Connecting Innovators Worldwide: 3D Systems
Showcasing that the innovation and startup community is vibrantly assisting during this time, 3D Systems recently placed a COVID-19 Call to Action. Global organizations and companies of all sizes, including individuals like LeanMed CEO and PDMA Vice Chair Mark Adkins, have answered. The global initiative connects the health care community with the global 3-D printing community to help bridge the supply chain gap for needed personal protection equipment (PPE) and medical devices.
“A number of global initiatives are bringing worldwide communities together, including this one from 3D Systems,” said Adkins. “By activating this large community of 3-D printers of all sizes, people and organizations around the world have been able to respond quickly to the growing needs of the health care workers and manufacturers.”

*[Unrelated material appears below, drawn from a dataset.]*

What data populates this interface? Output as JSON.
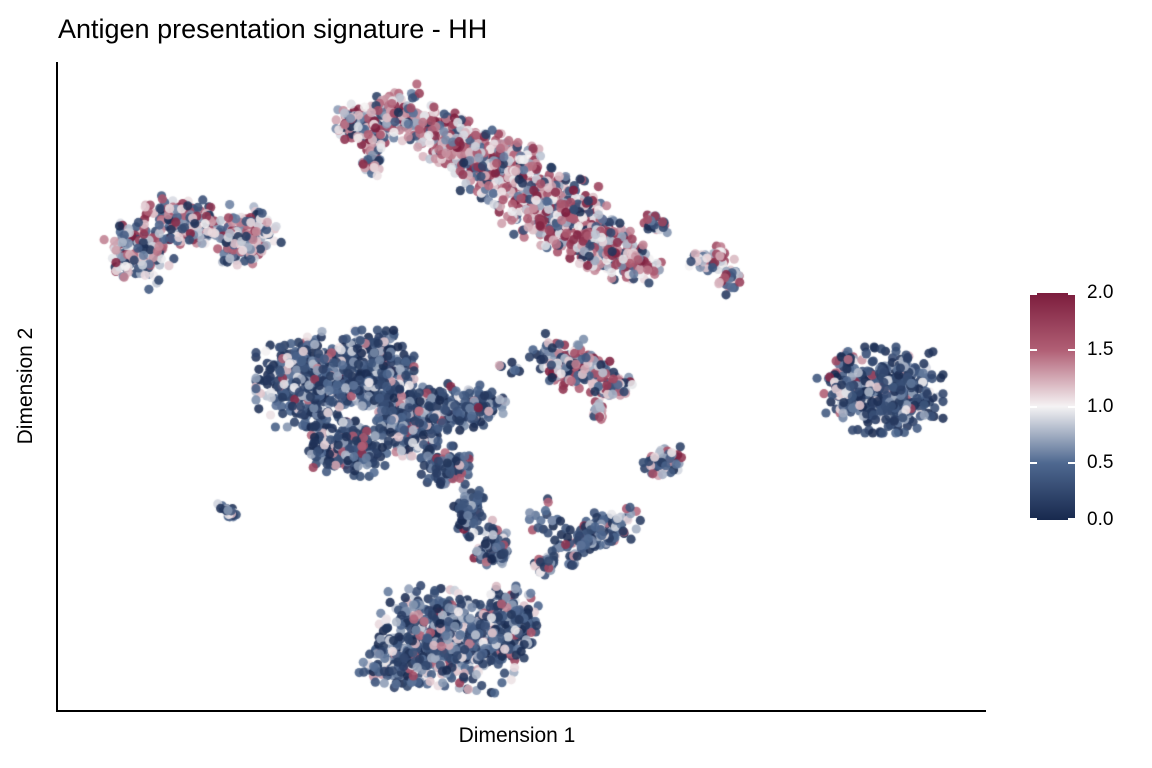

On the 3D Systems COVID-19 Response page, the organization lays out the key areas where they are focusing their efforts — including the “engineering and printing support for personal protective items, manufacturing capabilities for ventilator venturi valves, and medical education resources for lung ultrasound procedures.”
“The 3-D Printing community seems like it would be small, but what we are seeing here is closer to a global virtual factory being activated; it’s inspiring,” commented Adkins. “It really is a global community coming together through innovation.”
The innovations of PDMA members and the wider product development community don’t end with just these examples. Every day, more innovators and disruptors step up and provide vital services. The American Hospital Association recently started the “100 Million Masks Challenge” to quickly ramp up production of PPE. The challenge provides manufacturers, community businesses and individuals an opportunity to support their local health care providers by increasing the production of vital protection gear.
To help connect even more innovators around the global and build on the community of innovators who already connect through the organization, PDMA recently launched an Innovators Respond to Crisis section of its Knowledge Hub (kHUB). This forum provides members the chance to connect and share ideas about how they, as product development professionals, can come together and provide much-needed relief and services.
The Product Development and Management Association (PDMA) is a global community of over 2,000 members whose skills, expertise and experience power the most recognized and respected innovative companies in the world. Established in 1976, PDMA is the only organization that focuses on the unique set of integrated activities involved in the full lifecycle of product development and management, including innovation.